De ce défaut d’insight, on passe vite à la croyance que les psychotiques ne ressentent rien. Il y a plusieurs années, une stagiaire m’a confiée sur ce blog qu’une infirmière lui avait dit de ne pas caresser la joue d’un patient allongé, parce que « de toute façon, ils ne ressentent rien ». Certains croient aussi qu’on n’a pas d’émotions.
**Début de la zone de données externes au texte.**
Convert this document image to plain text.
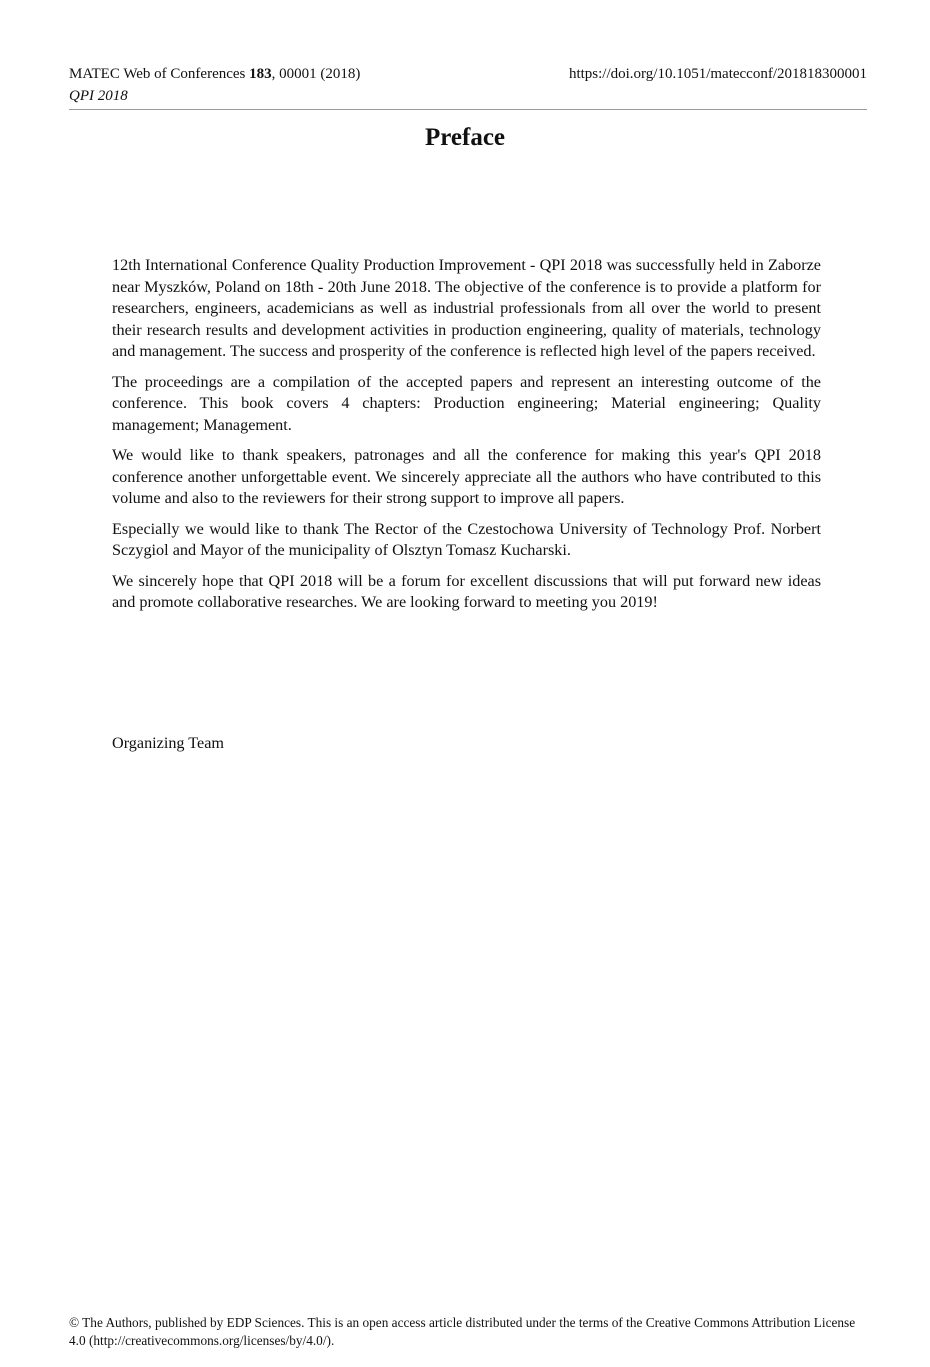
MATEC Web of Conferences 183, 00001 (2018)	https://doi.org/10.1051/matecconf/201818300001
QPI 2018
Preface

12th International Conference Quality Production Improvement - QPI 2018 was successfully held in Zaborze near Myszków, Poland on 18th - 20th June 2018. The objective of the conference is to provide a platform for researchers, engineers, academicians as well as industrial professionals from all over the world to present their research results and development activities in production engineering, quality of materials, technology and management. The success and prosperity of the conference is reflected high level of the papers received.

The proceedings are a compilation of the accepted papers and represent an interesting outcome of the conference. This book covers 4 chapters: Production engineering; Material engineering; Quality management; Management.

We would like to thank speakers, patronages and all the conference for making this year's QPI 2018 conference another unforgettable event. We sincerely appreciate all the authors who have contributed to this volume and also to the reviewers for their strong support to improve all papers.

Especially we would like to thank The Rector of the Czestochowa University of Technology Prof. Norbert Sczygiol and Mayor of the municipality of Olsztyn Tomasz Kucharski.

We sincerely hope that QPI 2018 will be a forum for excellent discussions that will put forward new ideas and promote collaborative researches. We are looking forward to meeting you 2019!

Organizing Team
© The Authors, published by EDP Sciences. This is an open access article distributed under the terms of the Creative Commons Attribution License 4.0 (http://creativecommons.org/licenses/by/4.0/).
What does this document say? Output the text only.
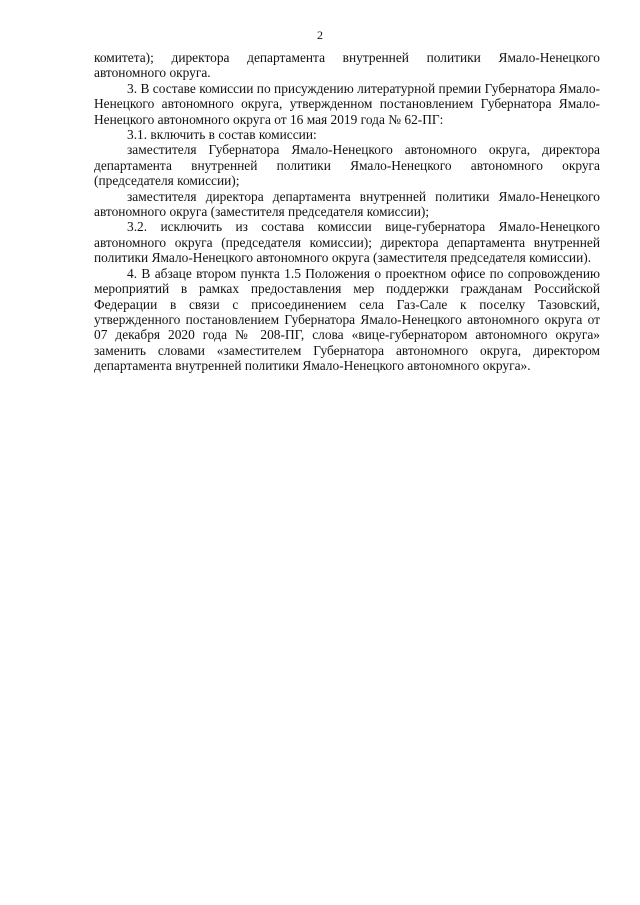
2

комитета); директора департамента внутренней политики Ямало-Ненецкого автономного округа.

3. В составе комиссии по присуждению литературной премии Губернатора Ямало-Ненецкого автономного округа, утвержденном постановлением Губернатора Ямало-Ненецкого автономного округа от 16 мая 2019 года № 62-ПГ:

3.1. включить в состав комиссии:

заместителя Губернатора Ямало-Ненецкого автономного округа, директора департамента внутренней политики Ямало-Ненецкого автономного округа (председателя комиссии);

заместителя директора департамента внутренней политики Ямало-Ненецкого автономного округа (заместителя председателя комиссии);

3.2. исключить из состава комиссии вице-губернатора Ямало-Ненецкого автономного округа (председателя комиссии); директора департамента внутренней политики Ямало-Ненецкого автономного округа (заместителя председателя комиссии).

4. В абзаце втором пункта 1.5 Положения о проектном офисе по сопровождению мероприятий в рамках предоставления мер поддержки гражданам Российской Федерации в связи с присоединением села Газ-Сале к поселку Тазовский, утвержденного постановлением Губернатора Ямало-Ненецкого автономного округа от 07 декабря 2020 года № 208-ПГ, слова «вице-губернатором автономного округа» заменить словами «заместителем Губернатора автономного округа, директором департамента внутренней политики Ямало-Ненецкого автономного округа».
Alors que je n’ai jamais eu d’émotions aussi violentes que quand j’étais en crise. Si on n’a pas d’émotions et qu’on ne ressent rien, alors pourquoi lutter contre les maltraitances psychiatriques? Puisqu’elles ne nous toucheraient pas? Quand je raconte mon hospitalisation (qui a été très soft par rapport à d’autres), beaucoup ne comprenne pas le choc qu’elle a créé en moi. Je pense que si je la vivais maintenant, ce ne serait pas du tout la même chose, je veux dire dans l’état psychique dans lequel je suis. Parce qu’il faut se rappeler que j’étais dans un état psychique totalement dégradé (oui, en général c’est pour ça qu’on est là et c’est un peu dommage que certains soignants ne le comprennent pas). Par exemple, j’étais transparente et on m’obligeait à me déshabiller devant trois personnes. Je ne savais plus qui j’étais et on me donnait un uniforme. Etc. A l’époque, parler à quelqu’un était pour moi une épreuve, prendre un bus bondé un enfer, marcher dans la rue me sentir transpercée de regards malveillants. Chaque chose banale était une violence. Alors imaginez ce qu’était une chose objectivement choquante comme arriver dans un service de psychiatrie fermé où vous êtes infantilisé et déshumanisé. Et encore, je le redis, je n’ai vécu que des violences ordinaires, pas d’isolement ni de contention qui peuvent laisser de véritables traumatismes.

J’en aussi souvent entendu dire que les psychotiques n’avaient pas besoin de thérapie par la parole ou n’y étaient pas accessible. Toujours ce défaut d’insight. Alors que oui, les médicaments m’ont aidée à réduire les symptômes, mais je ne me suis pas rétablie grâce à eux, mais grâce à la psychothérapie et surtout à l’entraide avec mes pairs. En parlant, donc, en partageant mon vécu.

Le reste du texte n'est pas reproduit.